Assim, tendo em conta esse seu catálogo pessoal de instantes fulgurantes de «pulsão negativa ou atracção pelo nada» na política - de que ausência de apresentação de programa eleitoral constitui o grau máximo da inacção discursiva -, a questão que me coloco é se não sofrerá, então, Manuela Ferreira Leite de uma espécie de «síndroma de Bartleby» - noção shandiana que peço emprestada a Enrique Vila-Matas [in Bartleby & Companhia, Assírio & Alvim] e que aplico aqui à política - que a leva a renunciar ao discurso político para melhor esconder a ausência de soluções governativas, numa vertigem de silêncio que visa evitar o compromisso político, preferindo apostar, apenas, na erosão do adversário - isto é, na erosão de Sócrates, cujo discurso prolixo nos trouxe um cansaço imenso - e, por isso, mais exposto à contradição entre a forma e o conteúdo?

6 de agosto de 2009

No território do lápis


Herisau, dia de Natal de 1956. Entre faias e abetos, na ladeira que desce do Schochenberg, um homem jaz no chão, confundindo-se com o deserto branco que o rodeia. A neve é o mais perfeito esconderijo. Antes, depois de ter almoçado no sanatório, errara durante horas até ao coração do bosque, perdido. Ao longe, talvez, o toque lamentoso de um sino. A cabeça está apoiada sobre a raíz de um abeto que emerge da neve. Não há tristeza no seu rosto. Apenas uma réstia de um olhar eternamente extasiado perante a neve pura, com o espanto de quem descobre, finalmente, o mais secreto dos desejos. Daqui a pouco, um grupo de crianças encontrará um corpo num bosque gelado e saberemos tratar-se de Robert Walser, o «poeta mais escondido que alguma vez existiu», como escreveu Elias Canetti. E que num nos dos seus romances, Os irmãos Tanner, pusera premonitoriamente na boca de um personagem uma elegia a Sebastião, o poeta encontrado morto na neve: «Com que nobreza escolheu a sua tumba! Jaz no meio de esplêndidos abetos verdes, cobertos pela neve. Não quero avisar ninguém. A natureza inclina-se a contemplar o seu morto, as estrelas cantam suavemente à volta da sua cabeça e as aves nocturnas grasnam: é a melhor música para alguém que não tem ouvido nem sensações».

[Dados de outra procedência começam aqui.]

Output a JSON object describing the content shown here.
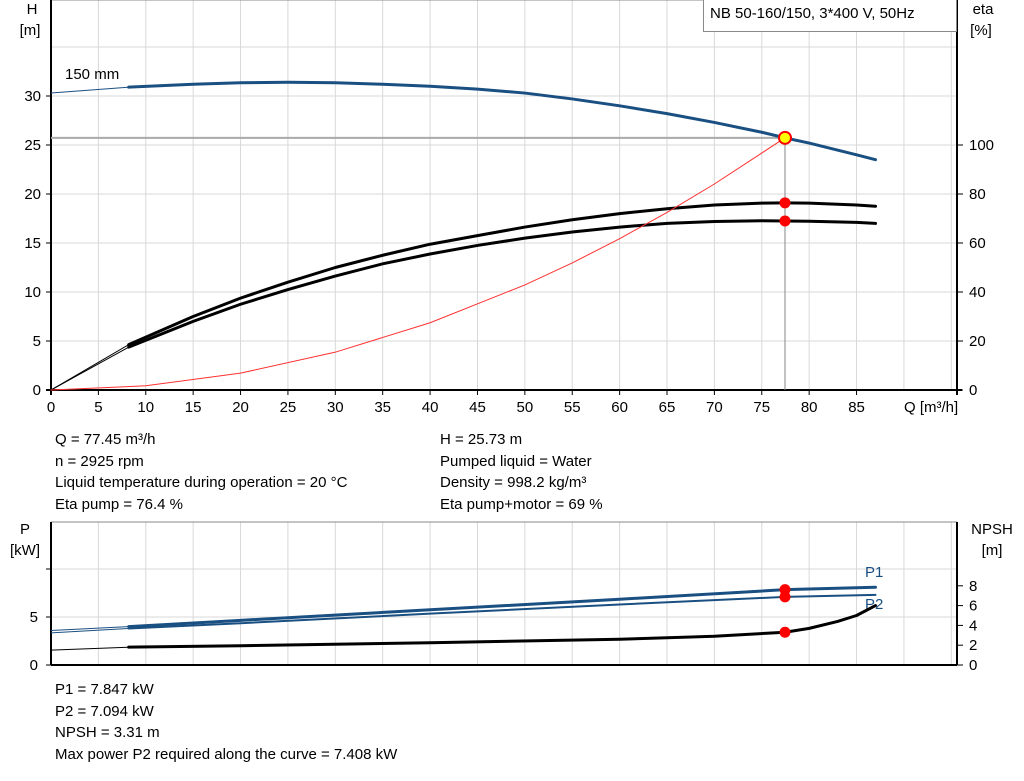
{
  "chart_data": [
    {
      "type": "line",
      "title": "NB 50-160/150, 3*400 V, 50Hz",
      "xlabel": "Q [m³/h]",
      "ylabel": "H\n[m]",
      "y2label": "eta\n[%]",
      "xlim": [
        0,
        95
      ],
      "ylim": [
        0,
        40
      ],
      "y2lim": [
        0,
        160
      ],
      "xticks": [
        0,
        5,
        10,
        15,
        20,
        25,
        30,
        35,
        40,
        45,
        50,
        55,
        60,
        65,
        70,
        75,
        80,
        85
      ],
      "yticks": [
        0,
        5,
        10,
        15,
        20,
        25,
        30
      ],
      "y2ticks": [
        0,
        20,
        40,
        60,
        80,
        100
      ],
      "grid": true,
      "curve_label": "150 mm",
      "series": [
        {
          "key": "H",
          "axis": "left",
          "color": "#1a4f82",
          "x": [
            0,
            8.2,
            15,
            20,
            25,
            30,
            35,
            40,
            45,
            50,
            55,
            60,
            65,
            70,
            75,
            77.45,
            80,
            85,
            87
          ],
          "y": [
            30.3,
            30.9,
            31.2,
            31.35,
            31.4,
            31.35,
            31.2,
            31.0,
            30.7,
            30.3,
            29.7,
            29.0,
            28.2,
            27.3,
            26.3,
            25.73,
            25.2,
            24.0,
            23.5
          ]
        },
        {
          "key": "eta_pump",
          "axis": "right",
          "color": "#000000",
          "x": [
            0,
            8.2,
            15,
            20,
            25,
            30,
            35,
            40,
            45,
            50,
            55,
            60,
            65,
            70,
            75,
            77.45,
            80,
            85,
            87
          ],
          "y": [
            0,
            18.5,
            30,
            37.5,
            44,
            50,
            55,
            59.5,
            63,
            66.5,
            69.5,
            72,
            74,
            75.5,
            76.3,
            76.4,
            76.3,
            75.5,
            75
          ]
        },
        {
          "key": "eta_pump_motor",
          "axis": "right",
          "color": "#000000",
          "x": [
            0,
            8.2,
            15,
            20,
            25,
            30,
            35,
            40,
            45,
            50,
            55,
            60,
            65,
            70,
            75,
            77.45,
            80,
            85,
            87
          ],
          "y": [
            0,
            17.5,
            28,
            35,
            41,
            46.5,
            51.5,
            55.5,
            59,
            62,
            64.5,
            66.5,
            68,
            68.8,
            69.1,
            69,
            68.9,
            68.4,
            68
          ]
        },
        {
          "key": "system",
          "axis": "left",
          "color": "#ff3030",
          "x": [
            0,
            10,
            20,
            30,
            40,
            50,
            55,
            60,
            65,
            70,
            77.45
          ],
          "y": [
            0,
            0.43,
            1.72,
            3.86,
            6.86,
            10.72,
            12.97,
            15.44,
            18.12,
            21.02,
            25.73
          ]
        }
      ],
      "duty_point": {
        "Q": 77.45,
        "H": 25.73,
        "eta_pump": 76.4,
        "eta_pump_motor": 69
      },
      "colors": {
        "duty_point_fill": "#ffff00",
        "duty_point_stroke": "#ff0000",
        "marker": "#ff0000",
        "grid": "#d8d8d8"
      }
    },
    {
      "type": "line",
      "ylabel": "P\n[kW]",
      "y2label": "NPSH\n[m]",
      "xlim": [
        0,
        95
      ],
      "ylim": [
        0,
        15
      ],
      "y2lim": [
        0,
        14.5
      ],
      "yticks": [
        0,
        5
      ],
      "y2ticks": [
        0,
        2,
        4,
        6,
        8
      ],
      "grid": true,
      "series": [
        {
          "name": "P1",
          "axis": "left",
          "color": "#1a4f82",
          "x": [
            0,
            8.2,
            20,
            40,
            60,
            77.45,
            87
          ],
          "y": [
            3.6,
            4.0,
            4.65,
            5.75,
            6.85,
            7.847,
            8.1
          ]
        },
        {
          "name": "P2",
          "axis": "left",
          "color": "#1a4f82",
          "x": [
            0,
            8.2,
            20,
            40,
            60,
            77.45,
            87
          ],
          "y": [
            3.35,
            3.8,
            4.35,
            5.35,
            6.3,
            7.094,
            7.3
          ]
        },
        {
          "key": "NPSH",
          "axis": "right",
          "color": "#000000",
          "x": [
            0,
            8.2,
            20,
            40,
            60,
            70,
            77.45,
            80,
            83,
            85,
            87
          ],
          "y": [
            1.5,
            1.8,
            1.95,
            2.25,
            2.6,
            2.9,
            3.31,
            3.7,
            4.4,
            5.0,
            6.0
          ]
        }
      ]
    }
  ],
  "info_top_left": [
    "Q = 77.45 m³/h",
    "n = 2925 rpm",
    "Liquid temperature during operation = 20 °C",
    "Eta pump = 76.4 %"
  ],
  "info_top_right": [
    "H = 25.73 m",
    "Pumped liquid = Water",
    "Density = 998.2 kg/m³",
    "Eta pump+motor = 69 %"
  ],
  "info_bottom": [
    "P1 = 7.847 kW",
    "P2 = 7.094 kW",
    "NPSH = 3.31 m",
    "Max power P2 required along the curve = 7.408 kW"
  ]
}
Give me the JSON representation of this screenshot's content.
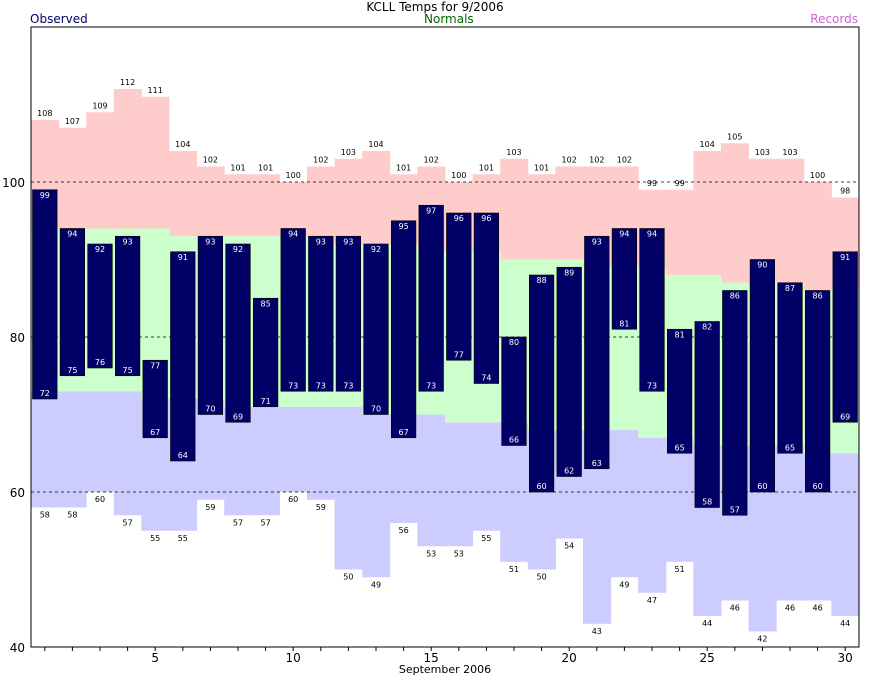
{
  "header": {
    "observed_label": "Observed",
    "normals_label": "Normals",
    "records_label": "Records"
  },
  "colors": {
    "observed": "#000066",
    "normals_band": "#ccffcc",
    "records_high": "#ffcccc",
    "records_low": "#ccccff",
    "observed_text": "#000066",
    "normals_text": "#006600",
    "records_text": "#cc66cc"
  },
  "chart_data": {
    "type": "bar",
    "title": "KCLL Temps for 9/2006",
    "xlabel": "September 2006",
    "ylabel": "",
    "days": [
      1,
      2,
      3,
      4,
      5,
      6,
      7,
      8,
      9,
      10,
      11,
      12,
      13,
      14,
      15,
      16,
      17,
      18,
      19,
      20,
      21,
      22,
      23,
      24,
      25,
      26,
      27,
      28,
      29,
      30
    ],
    "x_ticks": [
      5,
      10,
      15,
      20,
      25,
      30
    ],
    "ylim": [
      40,
      120
    ],
    "y_ticks": [
      40,
      60,
      80,
      100
    ],
    "gridlines": [
      60,
      80,
      100
    ],
    "legend": "top",
    "series": [
      {
        "name": "Observed",
        "kind": "high",
        "values": [
          99,
          94,
          92,
          93,
          77,
          91,
          93,
          92,
          85,
          94,
          93,
          93,
          92,
          95,
          97,
          96,
          96,
          80,
          88,
          89,
          93,
          94,
          94,
          81,
          82,
          86,
          90,
          87,
          86,
          91
        ]
      },
      {
        "name": "Observed",
        "kind": "low",
        "values": [
          72,
          75,
          76,
          75,
          67,
          64,
          70,
          69,
          71,
          73,
          73,
          73,
          70,
          67,
          73,
          77,
          74,
          66,
          60,
          62,
          63,
          81,
          73,
          65,
          58,
          57,
          60,
          65,
          60,
          69
        ]
      },
      {
        "name": "Normals",
        "kind": "high",
        "values": [
          94,
          94,
          94,
          94,
          94,
          93,
          93,
          93,
          93,
          93,
          92,
          92,
          92,
          92,
          91,
          91,
          91,
          90,
          90,
          90,
          89,
          89,
          89,
          88,
          88,
          87,
          87,
          87,
          86,
          86
        ]
      },
      {
        "name": "Normals",
        "kind": "low",
        "values": [
          73,
          73,
          73,
          73,
          72,
          72,
          72,
          71,
          71,
          71,
          71,
          71,
          70,
          70,
          70,
          69,
          69,
          69,
          68,
          68,
          68,
          68,
          67,
          67,
          66,
          66,
          66,
          66,
          65,
          65
        ]
      },
      {
        "name": "Records",
        "kind": "high",
        "values": [
          108,
          107,
          109,
          112,
          111,
          104,
          102,
          101,
          101,
          100,
          102,
          103,
          104,
          101,
          102,
          100,
          101,
          103,
          101,
          102,
          102,
          102,
          99,
          99,
          104,
          105,
          103,
          103,
          100,
          98
        ]
      },
      {
        "name": "Records",
        "kind": "low",
        "values": [
          58,
          58,
          60,
          57,
          55,
          55,
          59,
          57,
          57,
          60,
          59,
          50,
          49,
          56,
          53,
          53,
          55,
          51,
          50,
          54,
          43,
          49,
          47,
          51,
          44,
          46,
          42,
          46,
          46,
          44
        ]
      }
    ]
  }
}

Conta Max Brod que um dia Kafka apareceu em sua casa para dar conta do seu entusiasmo pelo livro Jakob von Gunten, de Robert Walser. E conta, ainda, como Kafka leu, depois, em voz alta, fragmentos desse livro, rindo às gargalhadas, com o mesmo riso de quando leu O processo aos seus amigos. A irmandade entre Kafka e Walser seria comentada por Robert Musil como «um caso particular do modelo de Walser». Em Jakob von Gunten [tal como A rosa, O salteador e O ajudante, editados em Portugal pela Relógio d´Água], o protagonista é aluno do Instituto Benjamenta, inventado Walser, uma escola para formar criados. Em vez de formar a personalidade dos alunos, o instituto apaga-a. O principal obstáculo a ultrapassar é o da própria consciência. Por isso, praticam a repetição, em obediência mimética. Obedecem a toda e qualquer ordem para não pensar. O seu objectivo é apagar-se. Jakob pensa: «Se me afundo e me desmorono, o que é que se perderá? Um zero». Li de um só folgo este romance-diário com uma prosa despojada de clímax narrativo e densidade psicológica, uma espécie de emanação lúdica segregada pela sucessão de derivas mentais e livre associação discursiva, mas também com um lado sombrio e funesto, delicadamente omnipresente. «Uma história singularmente delicada», segundo Walter Benjamin, em que Jacob descreve os seus colegas, passeia pela cidade, observa o autoritário director e a sua irmã Lisa, penetrando no mistério das suas vidas, numa experiência, ao mesmo tempo, real e onírica que nos faz lembrar, precisamente, Kafka que provavelmente «teria sido ligeiramente diferente se não tivesse, ele próprio, lido Robert Walser», como escreveu Enrique Vila-Matas. «Um escritor verdadeiramente magnífico que nos parte o coração», segundo Susan Sontag, cuja obra desdobrada em quinze livros é «um estranho e fascinante espelho da vida». De uma vida que foi um percurso de incompreensão, de penúria, de dor, mas da qual nunca se queixa nos seus livros em que um niilismo aparente é atravessado por uma ingenuidade espontânea.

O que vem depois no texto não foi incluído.